Unfortunately, research is now showing that when used in a meat-preservation environment, celery powder isn't that different from added nitrates and nitrites. The nitrites it produces combine with meat to form nitrosamines, which are the compounds that have been linked to cancer. That's not to say celery powder or celery itself is evil; eating celery or using celery powder that you buy in the spice aisle at the store isn't going to have the same effect. In fact, studies have shown that eating vegetables like celery is associated with a lower risk of cancer.

False: Celery doesn't have much taste

Raw celery is crunchy and cool, but it's also a background flavor most of the time. That's on purpose, though. Wild celery was too bitter to eat, so botanists put it through selective breeding to make it more palatable. But it does mean that whatever the celery's been dipped in usually takes the front row. Saying celery doesn't have much taste at all is false, however, because celery's flavor isn't so much in the raw stuff, but in what happens when you cook it.

Celery contributes a lovely flavor and texture to dishes, especially as a part of mirepoix and the Cajun "Holy Trinity." Mirepoix is a mix of onions, carrots, and celery, and the Holy Trinity is a mix of onions, celery, and green bell pepper. Both of these are used in soups, stews, and countless other recipes to enhance how rich the dishes taste. While all of the aromatics in these combinations contribute to the effect, celery is a standout in terms of flavoring power. It contains volatile compounds that deepen the taste of broth and other foods, and it combines well with the other aromatics in the combinations. Celery also blends well with the more acidic taste of tomato juice, hence its continued use as a Bloody Mary ingredient. Fun fact: According to the Royal Horticultural Society, this combination may have been discovered by accident when a guest couldn't find a swizzle stick for his drink and ended up grabbing a celery stick.

A combination of true and false: You can regrow store-bought celery in a cup of water

Celery is one of those vegetables that can start to regrow in just water. You may remember a few years ago when bloggers marveled over how you could place the root bulb of green onion in water and get the onion to grow again; celery is similar. The internet is full of very happy home gardeners who've posted pictures of tiny leaves emerging from the celery-bunch bottoms that they'd plunked down in the water. It's cool to see, and it's a great activity to do just for fun.

Unlike green onions, which can regrow a few times in water before fading, celery won't turn into a full bunch with long stalks again. You'll see the stalks and roots begin to grow within a few days of placing the celery piece in water, but the re-growing celery needs to go back into a soil environment for two reasons. One is that the outer stalks on the piece you put in the water can rot quickly.

The other is that the water won't provide nutrients. The piece of celery does have a little nutrition in reserve.
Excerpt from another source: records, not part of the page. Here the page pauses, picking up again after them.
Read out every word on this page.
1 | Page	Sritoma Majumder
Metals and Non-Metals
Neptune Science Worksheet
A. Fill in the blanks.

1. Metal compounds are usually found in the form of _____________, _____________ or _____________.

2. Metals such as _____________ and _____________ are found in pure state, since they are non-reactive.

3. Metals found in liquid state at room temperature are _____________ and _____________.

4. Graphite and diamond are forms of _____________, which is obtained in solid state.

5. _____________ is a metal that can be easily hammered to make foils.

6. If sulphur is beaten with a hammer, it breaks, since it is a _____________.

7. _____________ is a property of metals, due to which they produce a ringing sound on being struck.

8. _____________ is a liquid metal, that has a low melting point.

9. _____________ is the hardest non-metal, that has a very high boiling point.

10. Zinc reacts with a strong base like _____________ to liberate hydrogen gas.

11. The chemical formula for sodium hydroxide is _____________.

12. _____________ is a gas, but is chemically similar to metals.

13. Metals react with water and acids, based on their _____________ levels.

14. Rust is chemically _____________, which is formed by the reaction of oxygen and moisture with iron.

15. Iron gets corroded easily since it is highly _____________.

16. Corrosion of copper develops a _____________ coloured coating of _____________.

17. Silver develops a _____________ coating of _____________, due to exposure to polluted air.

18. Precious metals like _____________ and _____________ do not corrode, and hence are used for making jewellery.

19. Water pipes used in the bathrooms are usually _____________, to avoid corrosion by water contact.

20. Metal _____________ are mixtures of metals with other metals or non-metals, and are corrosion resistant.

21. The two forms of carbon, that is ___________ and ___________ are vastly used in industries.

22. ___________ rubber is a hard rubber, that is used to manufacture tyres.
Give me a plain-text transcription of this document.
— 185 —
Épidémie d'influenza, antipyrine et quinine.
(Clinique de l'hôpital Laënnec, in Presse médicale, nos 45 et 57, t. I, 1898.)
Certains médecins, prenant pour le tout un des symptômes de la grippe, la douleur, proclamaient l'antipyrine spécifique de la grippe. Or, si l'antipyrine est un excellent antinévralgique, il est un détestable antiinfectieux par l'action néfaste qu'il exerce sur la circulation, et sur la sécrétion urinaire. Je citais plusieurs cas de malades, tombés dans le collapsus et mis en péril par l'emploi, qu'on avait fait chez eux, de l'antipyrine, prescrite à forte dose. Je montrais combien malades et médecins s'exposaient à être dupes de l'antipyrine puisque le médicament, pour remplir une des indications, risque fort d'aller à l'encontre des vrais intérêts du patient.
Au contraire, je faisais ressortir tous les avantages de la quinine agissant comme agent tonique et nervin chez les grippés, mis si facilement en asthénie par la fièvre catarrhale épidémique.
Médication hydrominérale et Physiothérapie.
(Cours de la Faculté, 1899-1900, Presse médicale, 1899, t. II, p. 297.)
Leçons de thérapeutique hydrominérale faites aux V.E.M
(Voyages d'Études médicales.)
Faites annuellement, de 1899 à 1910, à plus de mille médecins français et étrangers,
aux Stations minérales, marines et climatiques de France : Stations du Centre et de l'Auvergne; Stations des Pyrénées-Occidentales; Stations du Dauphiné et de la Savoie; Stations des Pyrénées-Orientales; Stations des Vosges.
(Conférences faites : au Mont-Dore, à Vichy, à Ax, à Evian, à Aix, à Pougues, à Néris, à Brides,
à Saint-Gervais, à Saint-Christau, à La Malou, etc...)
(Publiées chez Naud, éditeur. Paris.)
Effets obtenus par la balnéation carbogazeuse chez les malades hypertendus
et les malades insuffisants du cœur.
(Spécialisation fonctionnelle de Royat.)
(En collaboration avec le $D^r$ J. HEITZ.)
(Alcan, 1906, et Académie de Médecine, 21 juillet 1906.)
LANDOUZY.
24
But it's not a lot, and once the piece begins to rot, the stalks aren't going to have much time left anyway. Planting the piece in nutrient-laden soil once the roots and new stalks are a couple of inches in length helps the plant take up and store nutrients.
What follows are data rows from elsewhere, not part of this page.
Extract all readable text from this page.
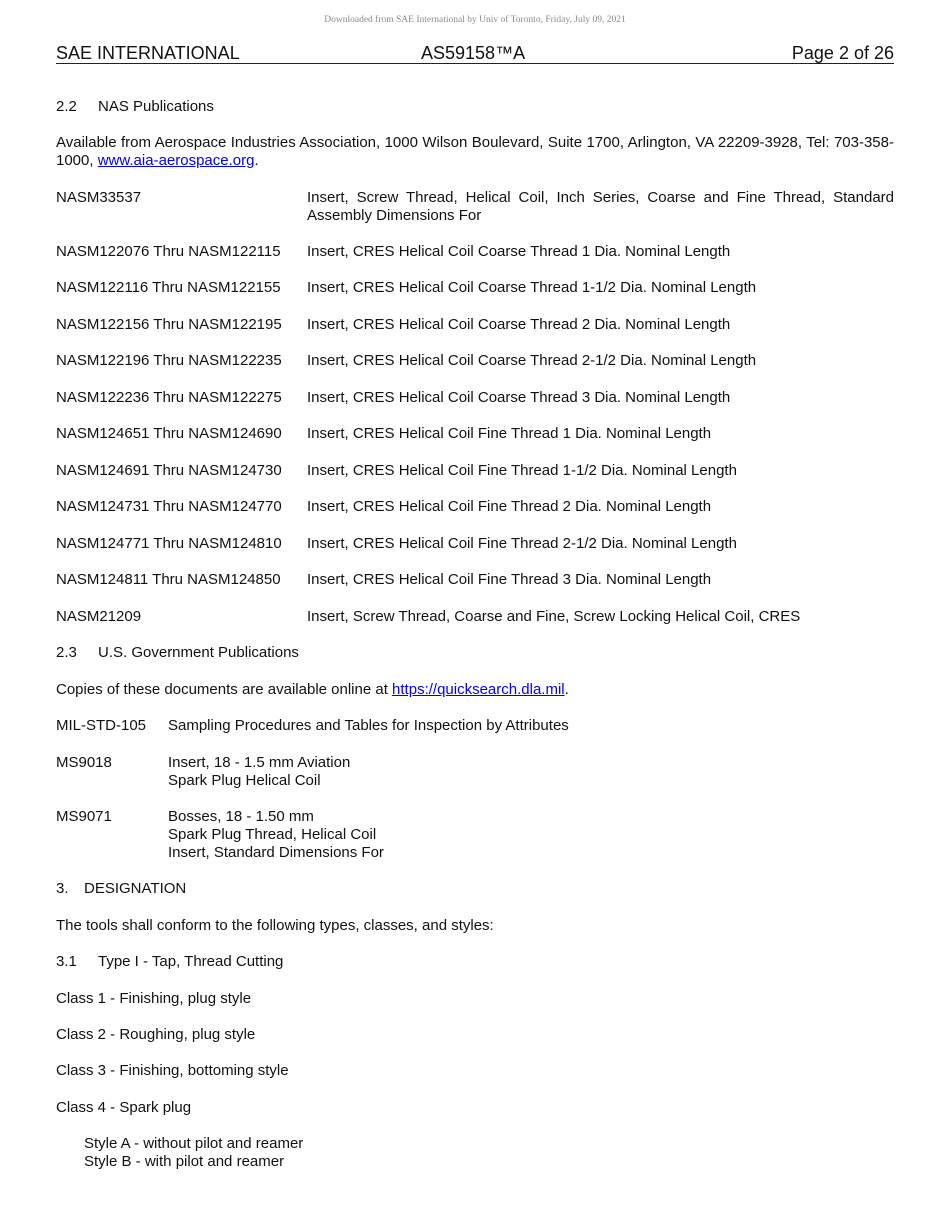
Downloaded from SAE International by Univ of Toronto, Friday, July 09, 2021
SAE INTERNATIONAL	AS59158™A	Page 2 of 26
2.2 NAS Publications
Available from Aerospace Industries Association, 1000 Wilson Boulevard, Suite 1700, Arlington, VA 22209-3928, Tel: 703-358-1000, www.aia-aerospace.org.
NASM33537	Insert, Screw Thread, Helical Coil, Inch Series, Coarse and Fine Thread, Standard Assembly Dimensions For
NASM122076 Thru NASM122115 Insert, CRES Helical Coil Coarse Thread 1 Dia. Nominal Length
NASM122116 Thru NASM122155 Insert, CRES Helical Coil Coarse Thread 1-1/2 Dia. Nominal Length
NASM122156 Thru NASM122195 Insert, CRES Helical Coil Coarse Thread 2 Dia. Nominal Length
NASM122196 Thru NASM122235 Insert, CRES Helical Coil Coarse Thread 2-1/2 Dia. Nominal Length
NASM122236 Thru NASM122275 Insert, CRES Helical Coil Coarse Thread 3 Dia. Nominal Length
NASM124651 Thru NASM124690 Insert, CRES Helical Coil Fine Thread 1 Dia. Nominal Length
NASM124691 Thru NASM124730 Insert, CRES Helical Coil Fine Thread 1-1/2 Dia. Nominal Length
NASM124731 Thru NASM124770 Insert, CRES Helical Coil Fine Thread 2 Dia. Nominal Length
NASM124771 Thru NASM124810 Insert, CRES Helical Coil Fine Thread 2-1/2 Dia. Nominal Length
NASM124811 Thru NASM124850 Insert, CRES Helical Coil Fine Thread 3 Dia. Nominal Length
NASM21209	Insert, Screw Thread, Coarse and Fine, Screw Locking Helical Coil, CRES
2.3 U.S. Government Publications
Copies of these documents are available online at https://quicksearch.dla.mil.
MIL-STD-105 Sampling Procedures and Tables for Inspection by Attributes
MS9018	Insert, 18 - 1.5 mm Aviation
Spark Plug Helical Coil
MS9071	Bosses, 18 - 1.50 mm
Spark Plug Thread, Helical Coil
Insert, Standard Dimensions For
3. DESIGNATION
The tools shall conform to the following types, classes, and styles:
3.1 Type I - Tap, Thread Cutting
Class 1 - Finishing, plug style
Class 2 - Roughing, plug style
Class 3 - Finishing, bottoming style
Class 4 - Spark plug
Style A - without pilot and reamer
Style B - with pilot and reamer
False: Throw the leaves away

Photographs of celery actually in use in recipes tend to focus on whole, sliced, or diced stalks, with no leaves in sight. Ready-to-eat snack packs contain only trimmed stalks, and chances are good that if you were ever given celery and peanut butter as a kid, you got a celery stick with no leaves. That can give the impression that the leaves aren't useful or even edible, which is completely false. Celery leaves are not only edible — they're also delicious and super versatile.
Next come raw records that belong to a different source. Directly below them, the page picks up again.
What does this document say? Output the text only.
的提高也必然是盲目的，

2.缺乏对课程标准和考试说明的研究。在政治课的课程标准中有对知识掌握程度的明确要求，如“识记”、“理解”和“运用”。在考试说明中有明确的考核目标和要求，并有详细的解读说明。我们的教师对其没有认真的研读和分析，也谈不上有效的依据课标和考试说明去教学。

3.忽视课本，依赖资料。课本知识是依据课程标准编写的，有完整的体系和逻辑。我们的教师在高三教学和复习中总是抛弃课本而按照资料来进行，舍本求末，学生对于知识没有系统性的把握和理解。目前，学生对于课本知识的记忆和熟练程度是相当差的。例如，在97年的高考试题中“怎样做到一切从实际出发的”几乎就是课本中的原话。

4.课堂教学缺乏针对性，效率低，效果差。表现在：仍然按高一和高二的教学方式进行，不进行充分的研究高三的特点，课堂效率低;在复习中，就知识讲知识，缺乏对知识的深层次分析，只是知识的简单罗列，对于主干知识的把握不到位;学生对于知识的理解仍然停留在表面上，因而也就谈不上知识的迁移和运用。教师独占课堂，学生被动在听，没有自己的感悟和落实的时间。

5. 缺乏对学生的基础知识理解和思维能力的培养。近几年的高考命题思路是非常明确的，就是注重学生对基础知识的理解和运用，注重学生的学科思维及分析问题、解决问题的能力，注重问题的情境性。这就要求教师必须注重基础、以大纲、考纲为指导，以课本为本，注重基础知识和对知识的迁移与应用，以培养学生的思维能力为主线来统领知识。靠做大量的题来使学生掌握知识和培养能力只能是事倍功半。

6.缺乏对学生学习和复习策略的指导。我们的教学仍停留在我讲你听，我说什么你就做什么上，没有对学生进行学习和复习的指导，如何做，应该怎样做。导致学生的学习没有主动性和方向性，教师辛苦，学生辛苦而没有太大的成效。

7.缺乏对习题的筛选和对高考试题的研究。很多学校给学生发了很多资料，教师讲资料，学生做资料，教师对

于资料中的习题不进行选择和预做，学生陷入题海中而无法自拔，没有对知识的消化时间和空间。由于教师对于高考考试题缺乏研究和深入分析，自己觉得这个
First, yes, you can add them to salads! This is great news if you buy stalks that have beautiful leaves that you'd prefer not to boil or blend. They make a beautiful edible garnish, too. Try drying the leaves and grinding them up with salt to make your own celery salt. Combine the leaves with eggs in omelets, or add them to potato salads and any other dishes that use celery stalks. The only reason why you wouldn't add the leaves to anything that uses celery is that you're saving the leaves for something else, so think twice before you throw them away.